Im reading through the proof of the following theorem and I'm stuck on a single step.
Let $u$ be a compact operator on a Banach space $X$. Then $\sigma(u)$ is countable, and each nonzero point of $\sigma(u)$ is an eigenvalue of $u$ and an isolated point of $\sigma(u)$.
Proof: If $\lambda \in \sigma(u) \setminus \{0\}$, then by the Fredholm alternative, $u-\lambda I$ is not injective, so $\lambda$ is a eigenvalue of $u$. The operator $u-\lambda I$ has finite ascent $p$, so one can write: $$X = Y \bigoplus Z$$ where $Y = \text{ker}(u-\lambda I)^p$ and $Z = (u-\lambda I)^p(X)$.
The spaces $Y,Z$ are closed and $u$-invariant.
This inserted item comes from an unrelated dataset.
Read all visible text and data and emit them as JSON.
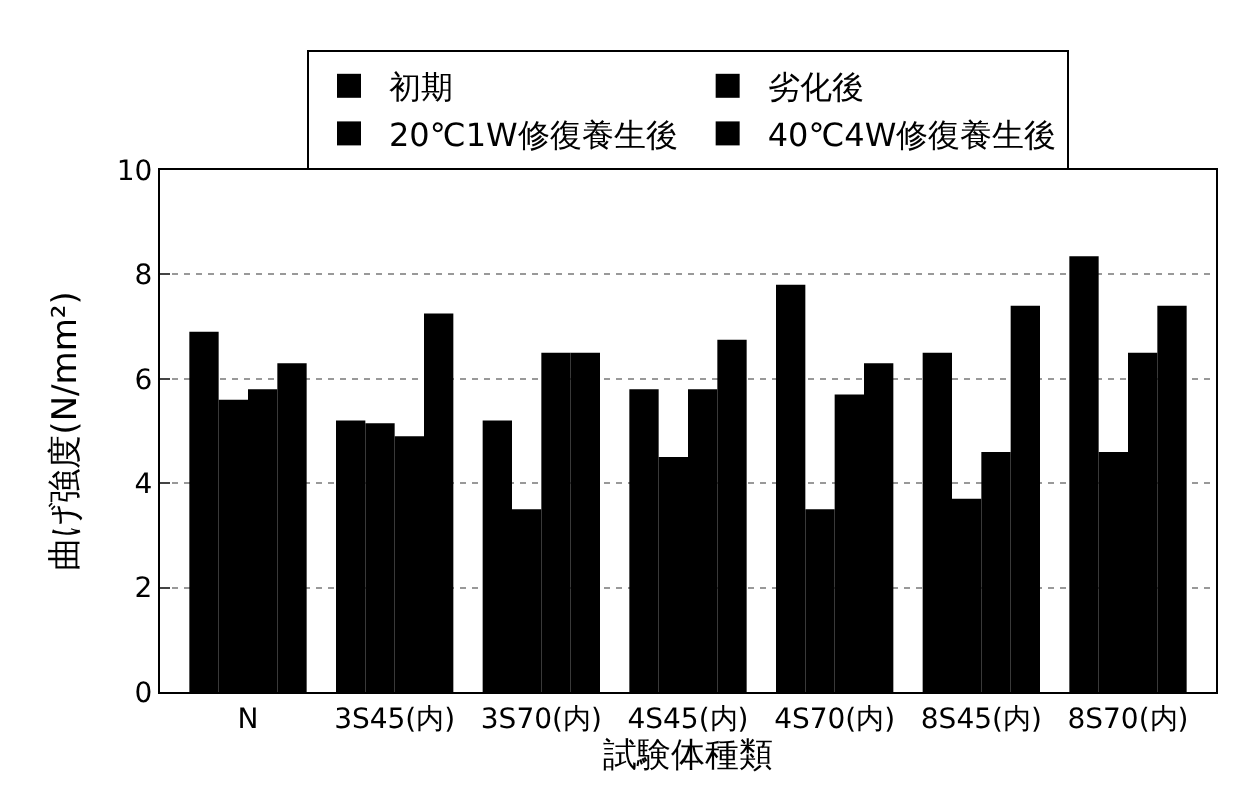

Hence $u-\lambda I = (u_{|Y}-\lambda I_{|Y}) \bigoplus (u_{|Z}-\lambda I_{|Z})$. Since $(u-\lambda I)^p=0$, it follows that $\sigma(u_{|Y}) = \{\lambda\}$.
Why does $(u_{|Y}-\lambda I_{|Y})^p=0$ imply the spectrum is a singleton set $\{\lambda\}$? I get that $\lambda \in \sigma(u_{|Y})$, but why is it the only point in the spectrum?
Any insight would be appreciated. Thank you.